In response to:
The Conscience of the Huxleys from the March 25, 1971 issue
To the Editors:
After properly emphasizing “the conscience of the Huxleys,” Stephen Spender (NYR, March 25) offers a sketch of Aldous that vastly oversimplifies that very complex man. By calling him an “evolutionary humanist,” Spender suggests that Aldous took a single, fixed intellectual position, whereas he changed his opinions—even reversed them—in important ways, and was perhaps the most eclectic thinker of our time. The phrase also puts the emphasis on the intellect, and Aldous cannot really be understood in that way: he has to be approached psychologically as well as intellectually. Mr. Spender seems implicitly to agree, for he refers to the “radiant isolation” of the Huxleys, to their “incompleteness of contact or communication” with others. He sees Aldous’s early “diabolism” as “a very thin and papery mask”; he refers to wishful thinking, to unsureness of judgment, to gullibility, to matters of self-regard. Yet instead of relating these elements involving introspection and inner struggle to the wealth of publicly and privately expressed ideas, Mr. Spender separates much of the living man from his views in a way that is neither necessary nor sound.

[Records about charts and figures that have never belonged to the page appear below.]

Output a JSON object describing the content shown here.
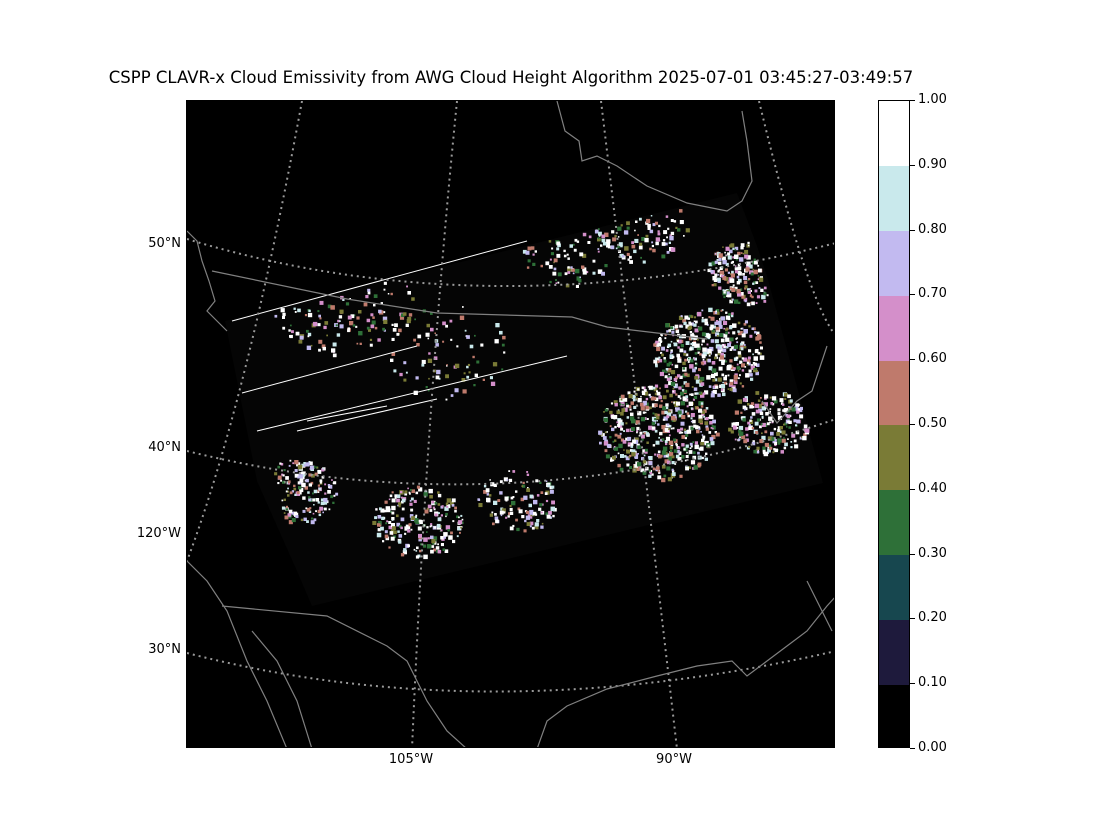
{
  "title": "CSPP CLAVR-x Cloud Emissivity from AWG Cloud Height Algorithm 2025-07-01 03:45:27-03:49:57",
  "latitude_labels": [
    {
      "text": "50°N",
      "top": 236
    },
    {
      "text": "40°N",
      "top": 440
    },
    {
      "text": "30°N",
      "top": 642
    }
  ],
  "longitude_labels": [
    {
      "text": "120°W",
      "side": "left",
      "top": 526
    },
    {
      "text": "105°W",
      "side": "bottom",
      "left": 411
    },
    {
      "text": "90°W",
      "side": "bottom",
      "left": 674
    }
  ],
  "colorbar": {
    "labels": [
      "1.00",
      "0.90",
      "0.80",
      "0.70",
      "0.60",
      "0.50",
      "0.40",
      "0.30",
      "0.20",
      "0.10",
      "0.00"
    ],
    "colors": [
      "#000000",
      "#1e1a3c",
      "#17474f",
      "#2e7038",
      "#7a7b36",
      "#bf7a6c",
      "#d48fca",
      "#c2baf0",
      "#c9e9ec",
      "#ffffff"
    ]
  },
  "map": {
    "background_color": "#000000",
    "coastline_color": "#808080",
    "gridline_color": "#999999"
  }
}
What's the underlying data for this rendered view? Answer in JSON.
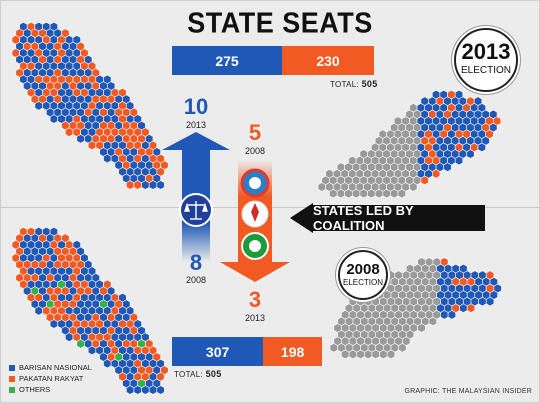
{
  "title": "STATE SEATS",
  "colors": {
    "bn": "#1f58b6",
    "pr": "#f15a22",
    "others": "#36b24a",
    "grey": "#9a9a9a"
  },
  "chart_data": [
    {
      "type": "bar",
      "label": "2013",
      "series": [
        {
          "name": "BARISAN NASIONAL",
          "values": [
            275
          ]
        },
        {
          "name": "PAKATAN RAKYAT",
          "values": [
            230
          ]
        }
      ],
      "total_label": "TOTAL:",
      "total": "505"
    },
    {
      "type": "bar",
      "label": "2008",
      "series": [
        {
          "name": "BARISAN NASIONAL",
          "values": [
            307
          ]
        },
        {
          "name": "PAKATAN RAKYAT",
          "values": [
            198
          ]
        }
      ],
      "total_label": "TOTAL:",
      "total": "505"
    }
  ],
  "badges": {
    "e2013": {
      "year": "2013",
      "label": "ELECTION"
    },
    "e2008": {
      "year": "2008",
      "label": "ELECTION"
    }
  },
  "states_led": {
    "bn_2013": "10",
    "bn_2013_year": "2013",
    "bn_2008": "8",
    "bn_2008_year": "2008",
    "pr_2008": "5",
    "pr_2008_year": "2008",
    "pr_2013": "3",
    "pr_2013_year": "2013"
  },
  "coalition_label": "STATES LED BY COALITION",
  "legend": [
    {
      "label": "BARISAN NASIONAL",
      "color": "#1f58b6"
    },
    {
      "label": "PAKATAN RAKYAT",
      "color": "#f15a22"
    },
    {
      "label": "OTHERS",
      "color": "#36b24a"
    }
  ],
  "credit": "GRAPHIC: THE MALAYSIAN INSIDER"
}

Mr. Spender’s portrait suffers even more, however, from his neglect of most of Huxley’s books. In drawing conclusions only from the Letters, and treating some of them as final statements, he again does injustice to a complex, changing man. To say that Aldous “came at the end to think of mystical experience as the most important thing in life” ignores Huxley’s own distinction between the “mystical” and the “visionary,” and it turns into a mere conclusion a long and dramatic story, beginning even before Those Barren Leaves in 1925, and ending even after Island in 1962.
It is a half-truth, if that, to say that Huxley “had come to regard” art “as unimportant except as intermediary between the spectator and the…ground of being,” though this would seem a desirable function to have performed. Nor does a single 1940 letter prove that Huxley thought a “complete transformation” of men “was possible only among a few members of an elite.” Other letters make clear Huxley’s debt to William Sheldon, who helped him to reject the earlier idea of an elite. In Island, a book Mr. Spender also unaccountably ignores, children are classified with the help of Sheldon’s system, taught to tolerate the differences of others, then led into different but appropriate spiritual Ways.
All these matters are traced and explored in my Aldous Huxley and the Way to Reality, advertised last November in NYR by Indiana University Press. Since it shows that Mr. Spender’s assessment needs to be modified, it is unfortunate that he ignored it in his essay.
Charles M. Holmes
Professor of English
Transylvania University, Lexington, Ky.
Stephen Spender replies:
In my review I wrote, “Humanism of the evolutionary variety…seems a special preserve in which Huxleys attempt to fill a theological and moral vacuum.” At the same time, I pointed out that it was Julian Huxley who evolved the philosophy of Evolutionary Humanism, and the greater part of my article was devoted to making it clear that the brothers Julian and Aldous held completely different and, within the bounds of fraternal politeness, opposed views. Although his own ideas derived from his original concern with evolution and humanism, Aldous Huxley was not an evolutionary humanist (to have been this would have meant his supporting Julian Huxley’s philosophy), nor did I call him one, so I can only conclude that Professor Holmes, who reproaches me for not having discussed several books which I was not concerned with writing about (the list of those under review was printed above my article), appears not to have read my essay. If he had done so, he would have seen that much of it was taken up with quoting Aldous’s criticism of Evolutionary Humanism, which I myself analyze in the article as a brand of Utilitarianism. Aldous was anything but a Utilitarian.